Make a rapid initial assessment of the patient’s conscious level using the AVPU method: Alert, responds to Vocal stimuli, responds to Painful stimuli or Unresponsive to all stimuli. Alternatively, use the Glasgow Coma Scale score. A painful stimuli can be given by applying supra-orbital pressure (at the supraorbital notch).

采用AVPU方法迅速评估患者意识水平:对外界的警觉状态,如缄默,淡漠,嗜睡,谵妄,躁狂,激惹;对语音的反应;对疼痛的刺激或对所有刺激均无反应。也可以采用GCS评分,格拉斯哥评分。疼痛刺激可采用压迫上眼眶的方式。

Measure the blood glucose to exclude hypoglycaemia using a rapid finger-prick bedside testing method. In a peri-arrest patient use a venous or arterial blood sample for glucose measurement as finger prick sample glucose measurements can be unreliable in sick patients. Follow local protocols for management of hypoglycaemia. 

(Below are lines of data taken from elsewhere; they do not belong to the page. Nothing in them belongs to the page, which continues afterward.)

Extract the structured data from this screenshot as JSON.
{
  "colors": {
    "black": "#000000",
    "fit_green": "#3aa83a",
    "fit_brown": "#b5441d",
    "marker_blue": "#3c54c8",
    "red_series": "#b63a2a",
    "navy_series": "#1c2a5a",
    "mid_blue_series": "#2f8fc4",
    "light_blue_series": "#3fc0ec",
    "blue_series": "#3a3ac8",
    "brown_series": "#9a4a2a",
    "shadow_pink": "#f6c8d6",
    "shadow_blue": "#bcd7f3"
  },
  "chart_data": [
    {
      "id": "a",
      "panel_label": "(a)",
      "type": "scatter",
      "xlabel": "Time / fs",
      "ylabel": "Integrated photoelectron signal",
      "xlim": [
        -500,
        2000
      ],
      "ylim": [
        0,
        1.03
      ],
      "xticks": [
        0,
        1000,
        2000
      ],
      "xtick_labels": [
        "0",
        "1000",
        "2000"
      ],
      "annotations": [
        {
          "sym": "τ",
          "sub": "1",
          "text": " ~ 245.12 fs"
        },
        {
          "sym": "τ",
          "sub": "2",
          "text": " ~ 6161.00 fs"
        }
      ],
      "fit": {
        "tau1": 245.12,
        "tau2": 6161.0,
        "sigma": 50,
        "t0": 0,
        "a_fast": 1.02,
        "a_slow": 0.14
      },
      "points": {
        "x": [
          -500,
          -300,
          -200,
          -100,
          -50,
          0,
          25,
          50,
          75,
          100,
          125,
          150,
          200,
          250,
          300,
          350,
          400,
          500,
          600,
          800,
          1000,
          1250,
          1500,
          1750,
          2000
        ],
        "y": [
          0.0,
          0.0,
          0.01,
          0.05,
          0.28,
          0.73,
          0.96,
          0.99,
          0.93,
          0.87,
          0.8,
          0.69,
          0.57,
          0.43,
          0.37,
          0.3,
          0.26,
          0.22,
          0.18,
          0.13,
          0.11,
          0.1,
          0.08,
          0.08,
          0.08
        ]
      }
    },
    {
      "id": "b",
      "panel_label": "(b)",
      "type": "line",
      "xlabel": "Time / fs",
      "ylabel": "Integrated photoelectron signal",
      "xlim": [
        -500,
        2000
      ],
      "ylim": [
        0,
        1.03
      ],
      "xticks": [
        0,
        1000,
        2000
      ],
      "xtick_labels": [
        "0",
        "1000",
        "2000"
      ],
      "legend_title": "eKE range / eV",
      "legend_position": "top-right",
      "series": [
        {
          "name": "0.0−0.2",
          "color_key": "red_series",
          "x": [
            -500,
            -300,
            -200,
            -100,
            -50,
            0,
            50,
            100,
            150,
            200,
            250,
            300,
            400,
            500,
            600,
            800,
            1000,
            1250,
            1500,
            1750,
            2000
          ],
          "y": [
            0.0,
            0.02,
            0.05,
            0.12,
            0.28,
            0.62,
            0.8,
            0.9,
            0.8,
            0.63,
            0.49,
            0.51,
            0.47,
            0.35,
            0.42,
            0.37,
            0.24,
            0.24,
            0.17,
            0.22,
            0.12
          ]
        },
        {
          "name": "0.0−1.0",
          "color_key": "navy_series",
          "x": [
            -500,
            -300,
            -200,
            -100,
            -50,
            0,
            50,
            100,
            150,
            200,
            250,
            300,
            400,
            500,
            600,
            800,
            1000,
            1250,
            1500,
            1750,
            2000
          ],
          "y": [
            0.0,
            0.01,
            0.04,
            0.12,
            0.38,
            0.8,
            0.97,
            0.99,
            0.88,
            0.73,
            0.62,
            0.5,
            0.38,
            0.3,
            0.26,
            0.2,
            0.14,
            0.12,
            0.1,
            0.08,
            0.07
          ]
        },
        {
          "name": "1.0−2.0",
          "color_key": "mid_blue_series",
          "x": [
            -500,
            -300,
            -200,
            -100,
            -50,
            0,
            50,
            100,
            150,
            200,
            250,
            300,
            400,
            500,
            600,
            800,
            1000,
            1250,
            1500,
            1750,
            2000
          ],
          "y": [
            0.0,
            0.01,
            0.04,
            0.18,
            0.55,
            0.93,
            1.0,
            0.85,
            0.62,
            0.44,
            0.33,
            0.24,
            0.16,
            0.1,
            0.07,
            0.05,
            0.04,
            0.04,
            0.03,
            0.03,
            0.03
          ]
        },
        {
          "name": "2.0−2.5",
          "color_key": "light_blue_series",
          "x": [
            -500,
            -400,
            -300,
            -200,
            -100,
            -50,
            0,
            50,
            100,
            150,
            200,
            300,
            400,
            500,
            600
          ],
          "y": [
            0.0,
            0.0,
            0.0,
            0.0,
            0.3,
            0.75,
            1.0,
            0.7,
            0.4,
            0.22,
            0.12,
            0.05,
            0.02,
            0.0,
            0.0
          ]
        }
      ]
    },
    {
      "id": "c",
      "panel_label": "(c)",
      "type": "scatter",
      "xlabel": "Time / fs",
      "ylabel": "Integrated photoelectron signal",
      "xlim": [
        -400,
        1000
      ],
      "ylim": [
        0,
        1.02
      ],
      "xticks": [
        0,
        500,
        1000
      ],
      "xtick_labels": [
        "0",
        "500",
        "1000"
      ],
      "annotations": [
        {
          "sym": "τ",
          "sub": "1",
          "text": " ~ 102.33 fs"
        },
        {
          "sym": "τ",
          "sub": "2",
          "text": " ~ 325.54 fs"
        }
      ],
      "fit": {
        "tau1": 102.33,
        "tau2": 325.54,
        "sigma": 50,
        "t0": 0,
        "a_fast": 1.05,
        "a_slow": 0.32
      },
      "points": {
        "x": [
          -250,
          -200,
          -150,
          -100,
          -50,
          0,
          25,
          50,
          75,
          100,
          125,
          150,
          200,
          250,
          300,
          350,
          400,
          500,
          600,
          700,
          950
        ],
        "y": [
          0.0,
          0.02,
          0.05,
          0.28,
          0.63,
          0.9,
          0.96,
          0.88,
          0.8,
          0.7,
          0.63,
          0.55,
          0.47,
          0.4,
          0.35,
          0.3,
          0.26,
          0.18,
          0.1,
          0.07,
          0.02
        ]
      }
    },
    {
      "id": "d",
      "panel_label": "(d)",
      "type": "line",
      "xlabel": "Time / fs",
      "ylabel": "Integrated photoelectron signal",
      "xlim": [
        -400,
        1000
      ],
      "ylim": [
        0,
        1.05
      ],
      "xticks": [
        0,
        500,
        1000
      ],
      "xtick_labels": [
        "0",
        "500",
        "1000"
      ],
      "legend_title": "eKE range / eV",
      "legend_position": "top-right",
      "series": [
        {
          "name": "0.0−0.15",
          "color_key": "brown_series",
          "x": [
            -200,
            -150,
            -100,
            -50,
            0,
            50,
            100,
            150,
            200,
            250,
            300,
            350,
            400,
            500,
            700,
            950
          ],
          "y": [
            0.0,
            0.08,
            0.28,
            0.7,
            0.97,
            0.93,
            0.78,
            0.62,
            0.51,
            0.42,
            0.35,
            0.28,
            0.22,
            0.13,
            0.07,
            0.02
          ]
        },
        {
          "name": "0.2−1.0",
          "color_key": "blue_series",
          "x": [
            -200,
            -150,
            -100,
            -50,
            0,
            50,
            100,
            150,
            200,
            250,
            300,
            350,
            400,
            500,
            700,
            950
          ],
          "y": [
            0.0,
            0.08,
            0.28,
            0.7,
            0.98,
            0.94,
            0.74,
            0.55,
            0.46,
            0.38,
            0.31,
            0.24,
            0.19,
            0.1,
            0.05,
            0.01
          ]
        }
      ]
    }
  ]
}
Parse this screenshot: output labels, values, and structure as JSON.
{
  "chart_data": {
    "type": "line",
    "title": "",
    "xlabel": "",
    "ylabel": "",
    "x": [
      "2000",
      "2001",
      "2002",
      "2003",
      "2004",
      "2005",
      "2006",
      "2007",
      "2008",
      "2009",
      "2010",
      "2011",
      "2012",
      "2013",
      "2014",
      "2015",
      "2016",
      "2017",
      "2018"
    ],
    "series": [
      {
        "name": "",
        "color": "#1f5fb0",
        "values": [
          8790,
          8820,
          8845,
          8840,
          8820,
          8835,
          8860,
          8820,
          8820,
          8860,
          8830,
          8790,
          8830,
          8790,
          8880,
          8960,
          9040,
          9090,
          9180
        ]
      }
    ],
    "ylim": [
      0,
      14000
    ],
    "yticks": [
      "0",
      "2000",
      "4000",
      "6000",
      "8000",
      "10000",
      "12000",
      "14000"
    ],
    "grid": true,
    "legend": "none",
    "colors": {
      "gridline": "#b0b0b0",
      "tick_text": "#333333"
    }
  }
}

检测末梢血糖,对于濒死患者应采用静脉或动脉血检测血糖水平,此类病人末梢血糖可能不准确。

For example, if the blood sugar is less than 4.0 mmol L-1 in an unconscious patient, give an initial dose of 50 mL of 10% glucose solution intravenously. If necessary, give further doses of intravenous 10% glucose every minute until the patient has fully regained consciousness, or a total of 250 mL of 10% glucose has been given. 

意识障碍的患者,如果血糖低于4mmol/L,初始可予50ml 10% GS 静脉推注,接着再持续推注10%GS,直到患者意识恢复,或总量达到250ml,不推高糖可能是因为在未建立中心静脉前外周高糖刺激性比较大,老外很讲人文关怀。

Repeat blood glucose measurements to monitor the effects of treatment. If there is no improvement consider further doses of 10% glucose. Specific national guidance exists for the management of hypoglycaemia in adults with diabetes mellitus.

反复监测血糖以评估治疗的反应。对于糖尿病人的低血糖可参考相关指南。

Nurse unconscious patients in the lateral position if their airway is not protected.

对于意识障碍病人有舌后坠或口腔分泌物多应使患者保持侧卧位以开放气道和使分泌物流出。

Exposure (E)

查体时的充分暴露

To examine the patient properly full exposure of the body may be necessary. Respect the patient’s dignity and minimise heat loss.

充分暴露患者进行全面的查体,同时尊重患者隐私及最小化皮肤热量的丢失

Additional information 

其它信息

Take a full clinical history from the patient, any relatives or friends, and other staff.

对病人进行充分的病史询问,以及陪同的亲属、朋友及其它人员。

Review the patient’s notes and charts:

查阅患者既往病史资料

Study both absolute and trended values of vital signs.

分析存在的明显异常症状体征或可能的症状体征。

Check that important routine medications are prescribed and being given.

查询患者重要的日常口服药或新开的相关药物。

Review the results of laboratory or radiological investigations.

分析实验室或影像学结果。

Consider which level of care is required by the patient (e.g. ward, HDU, ICU).

评估患者病情,需要住普通病房,加护病房,或重症监护室

Make complete entries in the patient’s notes of your findings, assessment and treatment. Where necessary, hand over the patient to your colleagues.

详细完整的记录病史体征,诊断及治疗情况,并交接给下一班医生或病房医生。

Record the patient’s response to therapy.

及时记录患者对治疗的反应,好转,无效,恶化。

Consider definitive treatment of the patient’s underlying condition.

针对患者的明确病因采取针对性治疗措施。